En efecto, si algo sorprende del arte de antes, empezando con los griegos y romanos, y siguiendo con el Medioevo, el Renacimiento, y los grandes maestros que vinieron después, como Rubens, Velázquez, Vermeer, Goya, Ingres y todo el impresionismo, es que sus obras estaban hechas con tanta calidad y maestría, con una técnica tan asombrosa y un oficio tan sabio, que gran parte de esas piezas han sobrevivido los daños del tiempo y los azares de los siglos, incluyendo incendios, guerras, terremotos, saqueos y percances de toda naturaleza. Las obras estaban hechas con pericia, y por eso aún sobreviven sus colores, lienzos, maderas y mármoles. Podían durar. El arte de hoy, en cambio, está hecho con materiales perecederos y se deshace en cuestión de años, meses, días o instantes, como el famoso tiburón de Damien Hirst que le costó a un cliente 12 millones de dólares, y el enorme pez en su recipiente de formol se pudrió en pedazos. Hirst le tuvo que hacer otro al cliente enfurecido.
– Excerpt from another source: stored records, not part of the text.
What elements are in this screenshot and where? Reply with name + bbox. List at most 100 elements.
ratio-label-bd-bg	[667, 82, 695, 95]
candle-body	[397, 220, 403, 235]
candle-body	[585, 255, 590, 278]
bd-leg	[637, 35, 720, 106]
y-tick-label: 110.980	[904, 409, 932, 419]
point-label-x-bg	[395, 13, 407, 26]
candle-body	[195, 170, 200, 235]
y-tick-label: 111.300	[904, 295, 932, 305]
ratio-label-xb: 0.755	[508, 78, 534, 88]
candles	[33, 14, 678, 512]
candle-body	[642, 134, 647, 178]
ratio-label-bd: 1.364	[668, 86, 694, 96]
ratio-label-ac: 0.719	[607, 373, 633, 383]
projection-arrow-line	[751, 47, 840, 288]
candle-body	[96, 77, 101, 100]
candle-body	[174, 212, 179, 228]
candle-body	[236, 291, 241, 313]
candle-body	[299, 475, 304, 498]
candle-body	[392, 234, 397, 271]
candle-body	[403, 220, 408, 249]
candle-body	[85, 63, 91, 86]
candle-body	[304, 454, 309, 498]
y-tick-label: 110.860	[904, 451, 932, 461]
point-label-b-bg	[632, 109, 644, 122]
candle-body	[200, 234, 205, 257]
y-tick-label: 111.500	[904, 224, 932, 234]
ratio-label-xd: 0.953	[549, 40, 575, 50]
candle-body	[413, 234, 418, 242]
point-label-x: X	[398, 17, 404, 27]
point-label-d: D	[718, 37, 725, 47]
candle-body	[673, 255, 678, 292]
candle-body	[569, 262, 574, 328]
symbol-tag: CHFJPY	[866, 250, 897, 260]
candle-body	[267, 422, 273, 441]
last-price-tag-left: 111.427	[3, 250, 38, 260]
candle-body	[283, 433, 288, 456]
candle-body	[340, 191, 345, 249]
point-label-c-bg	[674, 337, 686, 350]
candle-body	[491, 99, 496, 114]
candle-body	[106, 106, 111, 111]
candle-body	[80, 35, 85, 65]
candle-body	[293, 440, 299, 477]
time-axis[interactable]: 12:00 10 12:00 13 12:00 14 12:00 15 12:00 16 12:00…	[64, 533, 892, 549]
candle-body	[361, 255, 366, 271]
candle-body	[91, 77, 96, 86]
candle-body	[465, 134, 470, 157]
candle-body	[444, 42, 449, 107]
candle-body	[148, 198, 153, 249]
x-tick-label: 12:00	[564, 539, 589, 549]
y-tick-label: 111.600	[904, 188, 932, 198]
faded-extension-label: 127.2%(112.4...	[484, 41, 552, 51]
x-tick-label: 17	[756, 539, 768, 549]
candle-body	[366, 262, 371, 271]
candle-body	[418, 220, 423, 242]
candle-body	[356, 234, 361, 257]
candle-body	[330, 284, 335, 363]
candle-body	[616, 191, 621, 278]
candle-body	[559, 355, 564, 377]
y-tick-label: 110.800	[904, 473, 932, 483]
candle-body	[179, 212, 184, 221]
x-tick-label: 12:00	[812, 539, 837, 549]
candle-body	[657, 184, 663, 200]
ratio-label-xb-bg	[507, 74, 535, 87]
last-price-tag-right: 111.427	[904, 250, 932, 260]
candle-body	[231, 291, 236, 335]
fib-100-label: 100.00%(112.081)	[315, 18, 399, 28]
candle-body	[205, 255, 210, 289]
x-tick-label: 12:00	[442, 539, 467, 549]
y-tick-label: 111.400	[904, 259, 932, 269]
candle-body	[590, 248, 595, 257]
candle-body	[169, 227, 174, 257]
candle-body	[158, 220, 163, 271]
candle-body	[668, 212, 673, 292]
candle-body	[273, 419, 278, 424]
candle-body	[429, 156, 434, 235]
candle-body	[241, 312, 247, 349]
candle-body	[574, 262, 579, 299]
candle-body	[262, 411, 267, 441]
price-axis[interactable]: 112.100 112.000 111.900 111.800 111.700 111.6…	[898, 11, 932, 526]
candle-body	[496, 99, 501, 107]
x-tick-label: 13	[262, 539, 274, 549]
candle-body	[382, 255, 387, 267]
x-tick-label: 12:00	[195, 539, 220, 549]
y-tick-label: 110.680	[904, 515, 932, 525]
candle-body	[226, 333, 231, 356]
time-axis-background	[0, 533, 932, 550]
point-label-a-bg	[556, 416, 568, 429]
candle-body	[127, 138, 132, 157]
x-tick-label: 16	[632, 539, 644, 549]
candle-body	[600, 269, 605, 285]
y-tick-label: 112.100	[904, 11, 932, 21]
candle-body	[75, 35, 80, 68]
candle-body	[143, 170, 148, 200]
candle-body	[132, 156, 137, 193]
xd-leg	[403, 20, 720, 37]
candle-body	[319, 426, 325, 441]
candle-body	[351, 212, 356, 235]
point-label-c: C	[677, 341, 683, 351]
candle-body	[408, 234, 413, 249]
Una segunda diferencia es que, a pesar de las diferencias de épocas, países, talentos y estilos, todos los artistas del pasado compartían una misma meta: crear belleza. Hoy la belleza está mal vista, se considera superflua y hasta superficial, y es una lástima porque la belleza, como se ha sabido desde Platón hasta Nietzsche, es algo tan valioso para la existencia humana como la verdad, la justicia o la bondad. Las mejores obras del pasado eran de una belleza sublime, erizante, mientras que las de ahora sobresalen por feas. Y la vida diaria ya tiene demasiada fealdad como para que sus artistas ofrezcan más.
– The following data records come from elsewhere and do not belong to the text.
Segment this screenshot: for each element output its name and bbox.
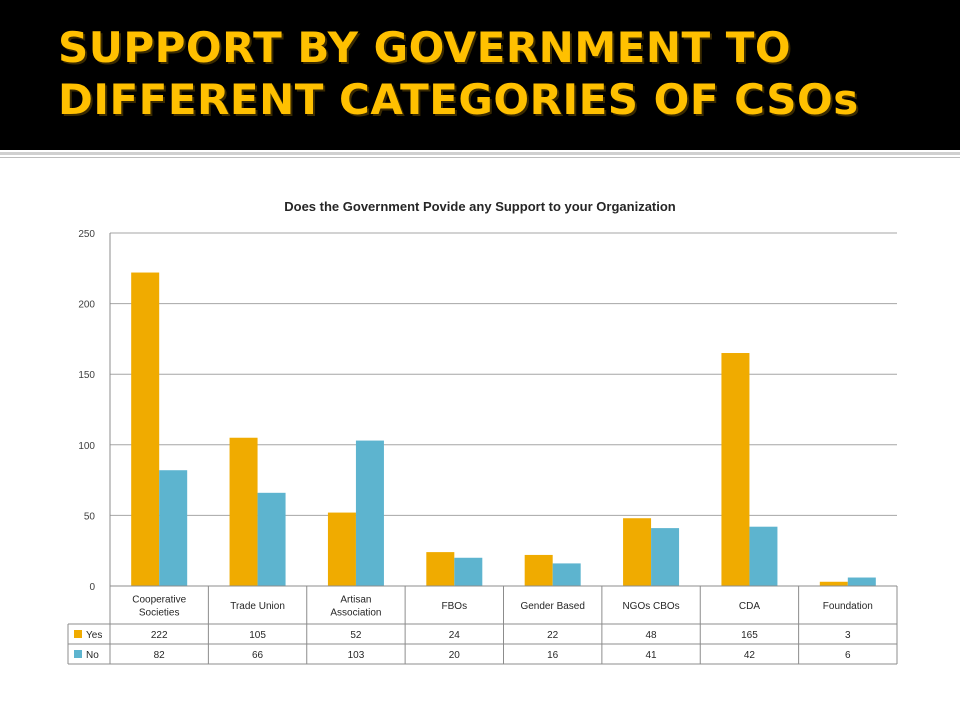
data-label: 6: [845, 650, 851, 661]
x-tick-label: NGOs CBOs: [622, 601, 679, 612]
data-label: 222: [151, 630, 168, 641]
divider-line-thin: [0, 157, 960, 158]
data-label: 3: [845, 630, 851, 641]
chart-title: Does the Government Povide any Support t…: [284, 199, 676, 214]
data-label: 20: [449, 650, 461, 661]
x-tick-label: Foundation: [823, 601, 873, 612]
x-tick-label: Gender Based: [520, 601, 585, 612]
bar-no: [159, 470, 188, 586]
bar-no: [355, 440, 384, 586]
x-tick-label: Societies: [139, 608, 180, 619]
data-table: Cooperative Societies Trade Union Artisan As…: [67, 585, 898, 665]
x-tick-label: FBOs: [442, 601, 468, 612]
bar-yes: [819, 581, 848, 586]
slide-title: SUPPORT BY GOVERNMENT TO DIFFERENT CATEGO…: [58, 22, 938, 126]
data-label: 103: [348, 650, 365, 661]
bar-yes: [721, 353, 750, 586]
data-label: 105: [249, 630, 266, 641]
bars: [131, 272, 876, 586]
legend-key: [74, 650, 82, 658]
x-tick-label: Cooperative: [132, 595, 186, 606]
data-label: 22: [547, 630, 559, 641]
bar-yes: [327, 512, 356, 586]
y-tick-label: 100: [78, 441, 95, 452]
legend-label: Yes: [86, 630, 102, 641]
title-banner: [0, 0, 960, 150]
divider-line: [0, 152, 960, 155]
y-tick-label: 0: [89, 582, 95, 593]
legend-label: No: [86, 650, 99, 661]
x-tick-label: Association: [330, 608, 381, 619]
x-tick-label: Artisan: [340, 595, 371, 606]
bar-no: [651, 528, 680, 586]
bar-no: [257, 492, 286, 586]
y-tick-label: 200: [78, 300, 95, 311]
y-tick-label: 250: [78, 229, 95, 240]
bar-no: [749, 526, 778, 586]
data-label: 41: [646, 650, 658, 661]
data-label: 82: [154, 650, 166, 661]
data-label: 16: [547, 650, 559, 661]
data-label: 66: [252, 650, 264, 661]
bar-yes: [131, 272, 160, 586]
data-label: 48: [646, 630, 658, 641]
bar-no: [847, 577, 876, 586]
bar-yes: [623, 518, 652, 586]
bar-no: [552, 563, 581, 586]
data-label: 52: [350, 630, 362, 641]
data-label: 165: [741, 630, 758, 641]
x-tick-label: CDA: [739, 601, 760, 612]
bar-no: [454, 557, 483, 586]
y-tick-label: 150: [78, 370, 95, 381]
bar-yes: [229, 437, 258, 586]
legend-key: [74, 630, 82, 638]
slide-title-line2: DIFFERENT CATEGORIES OF CSOs: [58, 75, 859, 124]
bar-yes: [524, 554, 553, 586]
slide-title-line1: SUPPORT BY GOVERNMENT TO: [58, 23, 792, 72]
y-tick-label: 50: [84, 511, 96, 522]
data-label: 42: [744, 650, 756, 661]
bar-yes: [426, 552, 455, 586]
data-label: 24: [449, 630, 461, 641]
x-tick-label: Trade Union: [230, 601, 285, 612]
La tercera diferencia es el contenido. Y es irónico, porque el arte actual se ufana de su temática y por eso se proclama “conceptual”, en supuesto contraste con el de antes, al punto que ya no importa el oficio, la belleza ni la creación, sino la idea. Y eso se podría aceptar si fueran ideas profundas o emocionantes. Pero el concepto detrás de tantas obras actuales sorprende por su ligereza y frivolidad, por su falta de hondura y peso intelectual. En el gran arte del pasado, por el contrario, prevalecían los grandes temas, ya fueran religiosos, políticos o sociales, y la obra era una creación estética para elevar el espíritu e iluminar la condición humana. ¿Conceptos? Por favor. Conceptos tiene el arte de Goya, Miguel Ángel, Leonardo, y todos los grandes del pasado. Lo de ahora impacta, más bien, por la pobreza de sus ideas.
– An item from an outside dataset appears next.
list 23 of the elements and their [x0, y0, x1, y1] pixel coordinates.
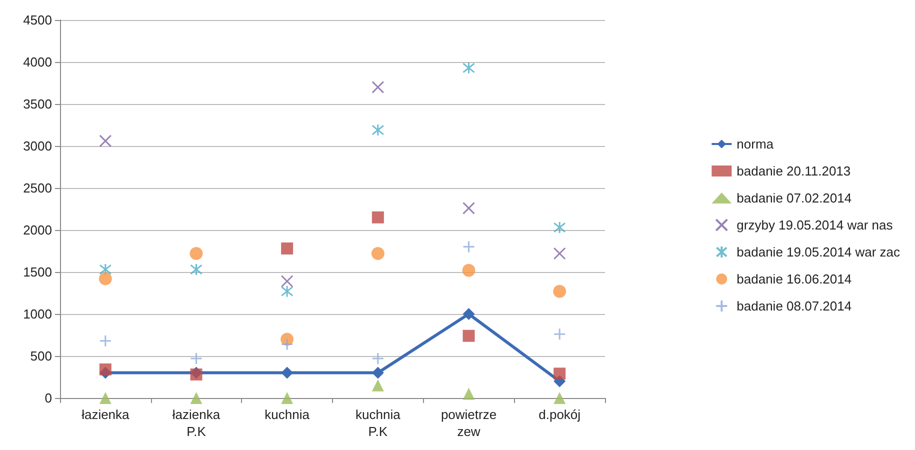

Lo cierto es que a partir de Marcel Duchamp y su orinal de 1917, cualquier cosa puede ser una obra de arte, y cualquier persona puede ser un artista. Ya no se necesita talento, conocimiento, creatividad ni buen gusto, y eso ha envilecido el arte hasta convertirlo en lo que es hoy: una burla y una estafa, en donde un grupo de avivatos, apoyados por curadores y galeristas que se frotan las manos al contar sus millones, fabrican objetos mal llamados arte, sin belleza o contenido, y hechos para desintegrarse en poco tiempo. Son piezas efímeras en su materia y en su significado. Por eso el público carece de un arte que alimente su mente, su corazón o su espíritu. Y así nos va.